Le 31 octobre 2023, la bailleresse a fait signifier à la locataire un commandement de payer visant la clause résolutoire insérée au bail, pour un montant en principal de 1.292,27 euros.
La caisse d’allocations familiales a été informée de la situation de Mme [H] [E] le 22 août 2023.
Par acte de commissaire de justice en date du 25 septembre 2024, la S. A. AUVERGNE HABITAT a fait assigner Mme [H] [E] devant le Juge des Contentieux de la Protection de CLERMONT-FERRAND aux fins de voir, sous le bénéfice de l’exécution provisoire de droit :
— constater le jeu de la clause résolutoire prévue au bail d’habitation conclu entre elles faute pour la locataire de s’être acquittée des causes du commandement dans les délais impartis,
— ordonner son expulsion et celle de tout occupant de son chef, si besoin est, avec le concours de la force publique,
— condamner Mme [H] [E] à lui payer les sommes suivantes :
* 4.973,41 euros au titre de l’arriéré locatif arrêté au 26 août 2024,
* 650 euros à titre d’indemnité mensuelle d’occupation à compter de la résiliation du bail jusqu’à sa libération effective des lieux, outre la somme de 400 euros sur le fondement de l’article 700 du Code de Procédure Civile ainsi qu’aux entiers dépens de l’instance.

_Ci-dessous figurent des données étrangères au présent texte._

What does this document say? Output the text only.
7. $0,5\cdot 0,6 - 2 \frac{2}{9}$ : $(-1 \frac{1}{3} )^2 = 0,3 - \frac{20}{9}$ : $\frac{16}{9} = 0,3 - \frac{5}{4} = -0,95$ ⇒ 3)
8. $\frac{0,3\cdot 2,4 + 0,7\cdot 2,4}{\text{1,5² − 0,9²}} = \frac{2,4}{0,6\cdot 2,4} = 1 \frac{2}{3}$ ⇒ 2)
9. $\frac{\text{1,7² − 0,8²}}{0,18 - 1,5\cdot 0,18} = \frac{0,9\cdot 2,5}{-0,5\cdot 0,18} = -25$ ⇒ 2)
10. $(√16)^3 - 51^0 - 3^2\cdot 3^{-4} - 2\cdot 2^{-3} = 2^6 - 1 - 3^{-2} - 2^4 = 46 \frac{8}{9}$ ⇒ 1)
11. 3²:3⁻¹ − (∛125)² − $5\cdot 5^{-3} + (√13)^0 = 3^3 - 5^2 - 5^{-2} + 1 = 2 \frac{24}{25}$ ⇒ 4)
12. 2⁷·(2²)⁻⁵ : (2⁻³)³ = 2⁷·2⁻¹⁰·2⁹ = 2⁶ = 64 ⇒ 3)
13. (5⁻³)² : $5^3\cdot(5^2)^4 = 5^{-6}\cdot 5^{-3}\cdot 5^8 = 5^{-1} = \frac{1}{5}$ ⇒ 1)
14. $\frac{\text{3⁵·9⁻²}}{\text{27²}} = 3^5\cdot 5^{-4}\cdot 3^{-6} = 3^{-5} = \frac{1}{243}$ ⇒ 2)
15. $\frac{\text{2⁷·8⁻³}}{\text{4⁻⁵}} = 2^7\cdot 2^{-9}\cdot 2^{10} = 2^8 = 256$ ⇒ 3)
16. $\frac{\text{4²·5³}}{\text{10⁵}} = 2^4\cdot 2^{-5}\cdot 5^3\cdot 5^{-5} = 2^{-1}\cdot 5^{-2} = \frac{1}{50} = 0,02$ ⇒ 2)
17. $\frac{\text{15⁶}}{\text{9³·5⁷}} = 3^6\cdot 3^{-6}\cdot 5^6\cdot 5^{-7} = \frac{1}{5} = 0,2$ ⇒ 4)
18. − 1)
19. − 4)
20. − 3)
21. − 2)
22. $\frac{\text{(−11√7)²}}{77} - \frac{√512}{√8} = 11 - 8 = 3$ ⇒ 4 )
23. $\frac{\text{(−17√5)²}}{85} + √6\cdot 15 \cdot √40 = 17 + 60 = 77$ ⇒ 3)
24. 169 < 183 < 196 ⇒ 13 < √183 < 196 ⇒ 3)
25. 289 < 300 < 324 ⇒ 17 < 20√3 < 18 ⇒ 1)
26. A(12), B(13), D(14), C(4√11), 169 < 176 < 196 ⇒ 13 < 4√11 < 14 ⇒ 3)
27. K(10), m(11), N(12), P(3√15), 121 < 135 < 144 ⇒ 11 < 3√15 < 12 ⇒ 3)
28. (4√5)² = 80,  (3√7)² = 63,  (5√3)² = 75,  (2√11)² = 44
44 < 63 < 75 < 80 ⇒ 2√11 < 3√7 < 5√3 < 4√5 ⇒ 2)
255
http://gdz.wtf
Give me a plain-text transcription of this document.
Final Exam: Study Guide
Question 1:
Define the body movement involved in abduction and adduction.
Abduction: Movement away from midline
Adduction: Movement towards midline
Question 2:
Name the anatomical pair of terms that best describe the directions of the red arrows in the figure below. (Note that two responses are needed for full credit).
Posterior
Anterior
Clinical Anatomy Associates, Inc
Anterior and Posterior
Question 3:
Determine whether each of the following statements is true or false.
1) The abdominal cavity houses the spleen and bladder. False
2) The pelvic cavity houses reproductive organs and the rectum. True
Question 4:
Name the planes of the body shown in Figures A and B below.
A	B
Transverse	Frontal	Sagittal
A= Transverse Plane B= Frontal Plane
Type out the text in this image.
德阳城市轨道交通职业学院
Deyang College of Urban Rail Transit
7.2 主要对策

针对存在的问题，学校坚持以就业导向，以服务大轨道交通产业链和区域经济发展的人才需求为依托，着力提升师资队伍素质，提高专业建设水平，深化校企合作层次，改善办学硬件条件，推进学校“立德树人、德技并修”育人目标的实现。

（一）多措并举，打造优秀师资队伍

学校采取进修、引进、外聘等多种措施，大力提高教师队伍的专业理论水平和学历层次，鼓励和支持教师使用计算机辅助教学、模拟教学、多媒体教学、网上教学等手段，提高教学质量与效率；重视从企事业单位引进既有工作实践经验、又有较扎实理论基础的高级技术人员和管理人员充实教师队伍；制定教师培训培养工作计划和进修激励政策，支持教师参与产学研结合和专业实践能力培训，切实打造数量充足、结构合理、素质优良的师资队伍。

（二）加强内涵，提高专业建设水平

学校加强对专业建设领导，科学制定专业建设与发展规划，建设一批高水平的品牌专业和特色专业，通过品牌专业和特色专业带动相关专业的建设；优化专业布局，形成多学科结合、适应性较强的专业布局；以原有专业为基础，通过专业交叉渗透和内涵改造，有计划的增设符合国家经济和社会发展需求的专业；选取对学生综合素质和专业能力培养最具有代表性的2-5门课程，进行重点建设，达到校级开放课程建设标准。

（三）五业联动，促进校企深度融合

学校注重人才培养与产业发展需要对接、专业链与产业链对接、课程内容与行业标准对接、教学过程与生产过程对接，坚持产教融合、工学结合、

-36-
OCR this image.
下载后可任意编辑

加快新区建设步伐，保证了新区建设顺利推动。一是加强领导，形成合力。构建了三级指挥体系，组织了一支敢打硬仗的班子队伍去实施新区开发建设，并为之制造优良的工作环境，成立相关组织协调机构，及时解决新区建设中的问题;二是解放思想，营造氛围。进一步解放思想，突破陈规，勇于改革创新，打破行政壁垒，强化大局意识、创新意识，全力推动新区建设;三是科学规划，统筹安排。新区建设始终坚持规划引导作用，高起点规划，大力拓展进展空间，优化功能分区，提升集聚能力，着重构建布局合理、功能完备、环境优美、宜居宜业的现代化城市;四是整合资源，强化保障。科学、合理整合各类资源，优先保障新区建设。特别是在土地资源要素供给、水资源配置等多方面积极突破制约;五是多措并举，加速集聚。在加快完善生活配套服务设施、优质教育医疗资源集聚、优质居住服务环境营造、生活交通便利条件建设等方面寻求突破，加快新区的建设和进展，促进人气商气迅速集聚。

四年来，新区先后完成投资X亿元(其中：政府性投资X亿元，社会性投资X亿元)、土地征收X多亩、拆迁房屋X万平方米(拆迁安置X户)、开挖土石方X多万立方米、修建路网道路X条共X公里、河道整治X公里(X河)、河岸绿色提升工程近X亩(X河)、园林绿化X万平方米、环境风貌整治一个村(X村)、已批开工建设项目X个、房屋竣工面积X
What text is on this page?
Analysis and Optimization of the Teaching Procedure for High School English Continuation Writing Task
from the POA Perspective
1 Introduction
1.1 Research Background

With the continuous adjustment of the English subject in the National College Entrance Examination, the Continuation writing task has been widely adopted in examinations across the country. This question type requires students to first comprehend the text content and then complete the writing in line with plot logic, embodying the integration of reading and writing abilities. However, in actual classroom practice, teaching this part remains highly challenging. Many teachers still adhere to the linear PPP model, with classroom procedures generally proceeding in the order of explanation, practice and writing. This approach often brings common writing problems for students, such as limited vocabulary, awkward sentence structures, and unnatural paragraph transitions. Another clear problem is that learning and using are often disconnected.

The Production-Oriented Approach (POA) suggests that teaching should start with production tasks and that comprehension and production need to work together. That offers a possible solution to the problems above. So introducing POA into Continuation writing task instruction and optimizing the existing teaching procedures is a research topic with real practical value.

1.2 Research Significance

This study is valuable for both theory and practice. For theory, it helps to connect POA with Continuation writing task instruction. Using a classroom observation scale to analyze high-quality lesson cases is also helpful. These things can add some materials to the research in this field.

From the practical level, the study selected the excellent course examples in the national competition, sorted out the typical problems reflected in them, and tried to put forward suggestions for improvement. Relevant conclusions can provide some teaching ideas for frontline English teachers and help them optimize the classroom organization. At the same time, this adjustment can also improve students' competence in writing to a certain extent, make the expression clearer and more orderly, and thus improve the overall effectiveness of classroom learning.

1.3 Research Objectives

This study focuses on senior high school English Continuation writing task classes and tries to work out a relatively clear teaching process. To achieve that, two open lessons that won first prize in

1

Cette assignation a été notifiée au représentant de l’Etat dans le département le 25 septembre 2024.
Lors de l’audience, la S. A. AUVERGNE HABITAT maintient ses demandes initiales sauf à préciser qu’en vertu d’un décompte arrêté au 17 juin 2025 l’arriéré s’élève désormais à la somme de 7.223,61 euros.
En application de l’article 24 V de la loi n° 89-462 du 6 juillet 1989, le Juge des Contentieux de la Protection a invité la partie comparante, à lui produire tous éléments relatifs à l’existence d’une procédure de traitement du surendettement au sens du livre VII du Code de la Consommation.
La S. A. AUVERGNE HABITAT a précisé avoir été avisée de la décision de la commission de surendettement des particuliers du Puy-de-Dôme d’imposer une suspension d’exigibilité de la créance locative au profit de Mme [H] [E].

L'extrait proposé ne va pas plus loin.